Adult Common Dabs are easily recognized by their oval-shaped, laterally compressed bodies, which can grow up to 40 centimeters in length, although most individuals are smaller, averaging around 20 to 30 centimeters. Their body coloration is an intriguing aspect of their biology, serving as camouflage against predators. The top side of their body, which faces upwards when they are lying on the sea floor, is a sandy brown color with scattered darker spots and patches. This coloration allows them to blend seamlessly with the sandy or muddy bottoms where they reside. The underside of the Common Dab is a much paler, almost white color, a common trait among flatfish, which helps them avoid detection from predators below.

One of the most distinctive features of the Common Dab, as with other flatfish, is the asymmetrical placement of its eyes. Both eyes are located on the right side of its body, which is the side that faces upwards when the fish is resting on the seabed. This adaptation allows the Common Dab to keep a vigilant lookout for predators and prey while remaining mostly buried under the substrate for camouflage.

The diet of the Common Dab primarily consists of small invertebrates, including worms, crustaceans, and mollusks, which they locate using their highly sensitive lateral line system. This system detects minute vibrations in the water, guiding them to their prey.

Reproduction in Common Dabs occurs once a year, with the timing depending on their geographic location. During the breeding season, females release thousands of eggs into the water, which are then fertilized externally by the males. The eggs float in the plankton until they hatch, and the larvae are initially symmetrical, with an eye on each side of their head. As they mature, one eye migrates to the other side of the body, and the young fish begin their life on the ocean floor.

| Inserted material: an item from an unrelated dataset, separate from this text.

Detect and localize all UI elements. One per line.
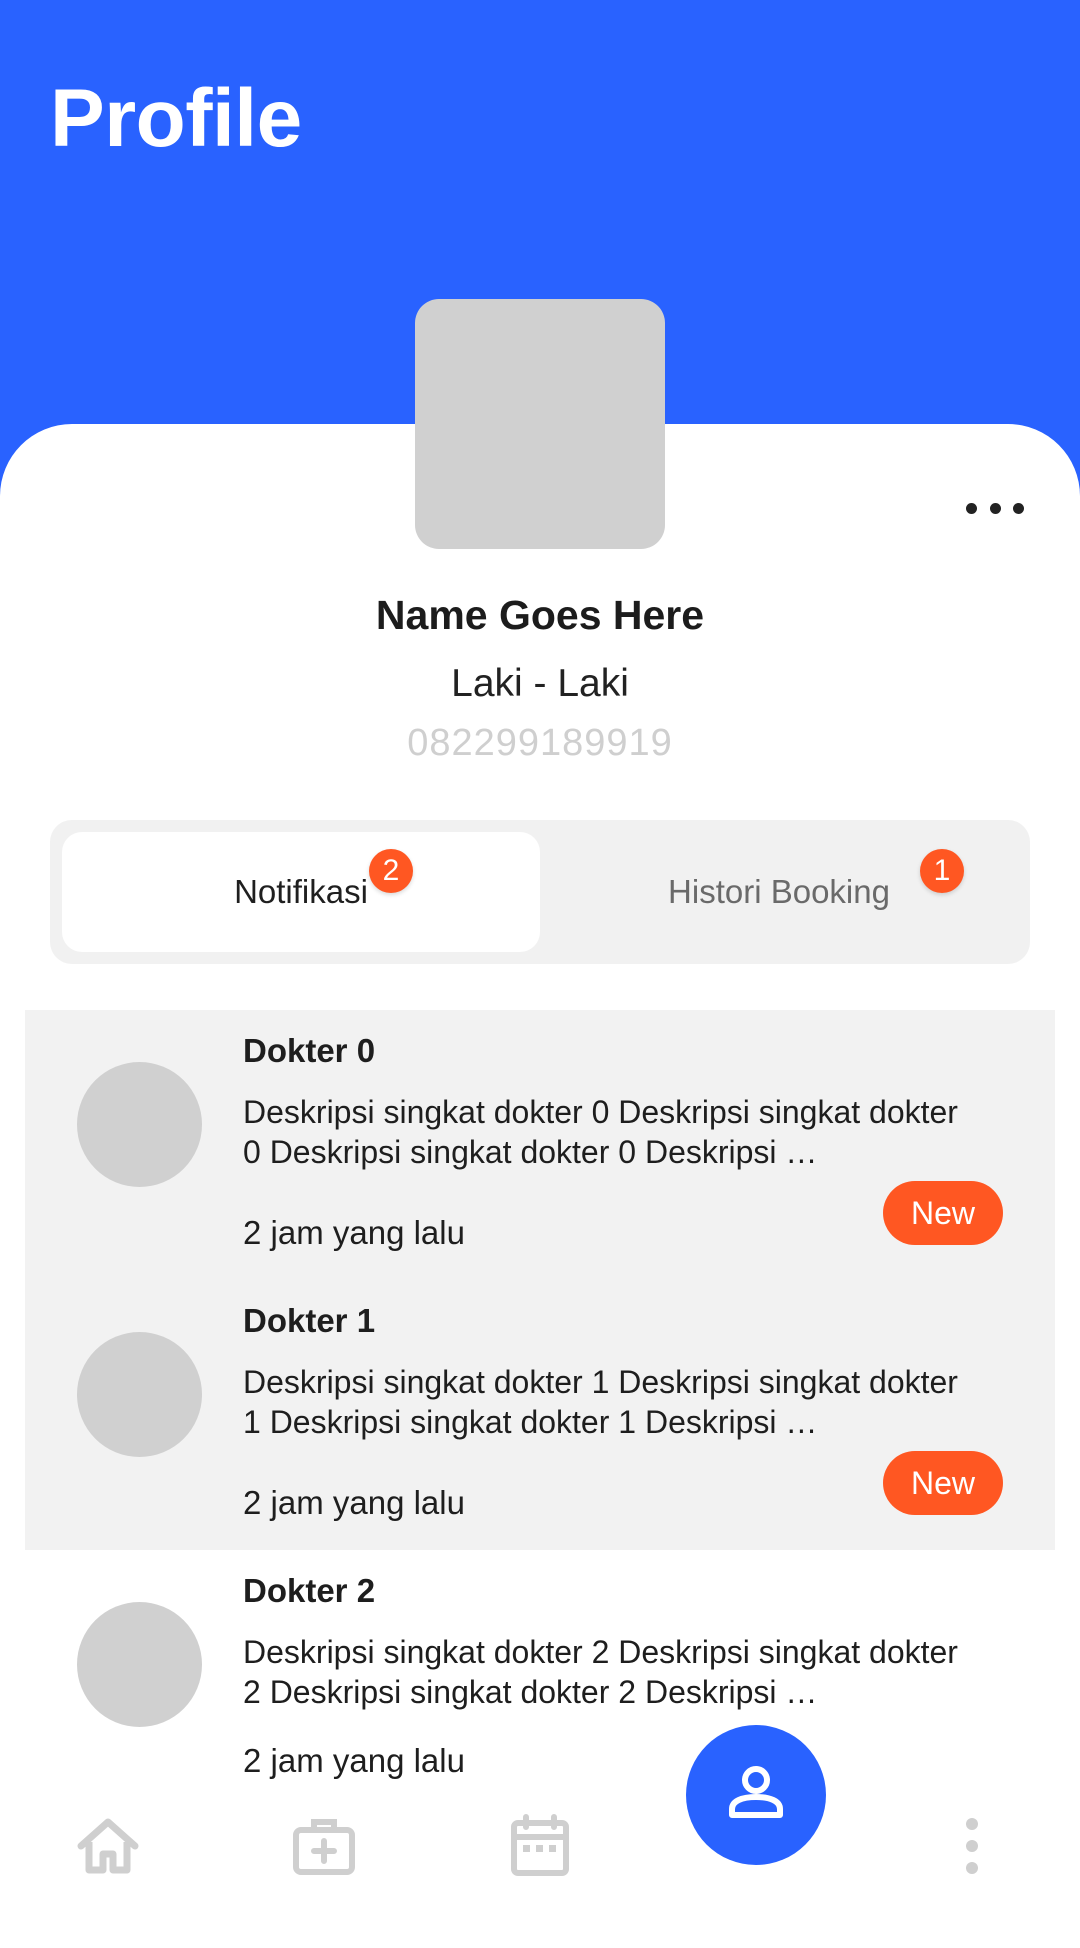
new-badge: New	[883, 1181, 1003, 1245]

Common Dabs play a significant role in their ecosystem as both predators and prey. They are a food source for larger fish, seabirds, and marine mammals. While not as commercially sought after as some other flatfish species, the Common Dab is still fished on a small scale for human consumption, valued for its mild flavor and delicate texture.

In summary, the Common Dab (Limanda limanda) is a fascinating species adapted to life on the seabed of the northeastern Atlantic. Its unique physical characteristics, behavior, and role in the marine ecosystem make it an interesting subject of study for marine biologists and a delightful discovery for those exploring the shallow waters where it resides.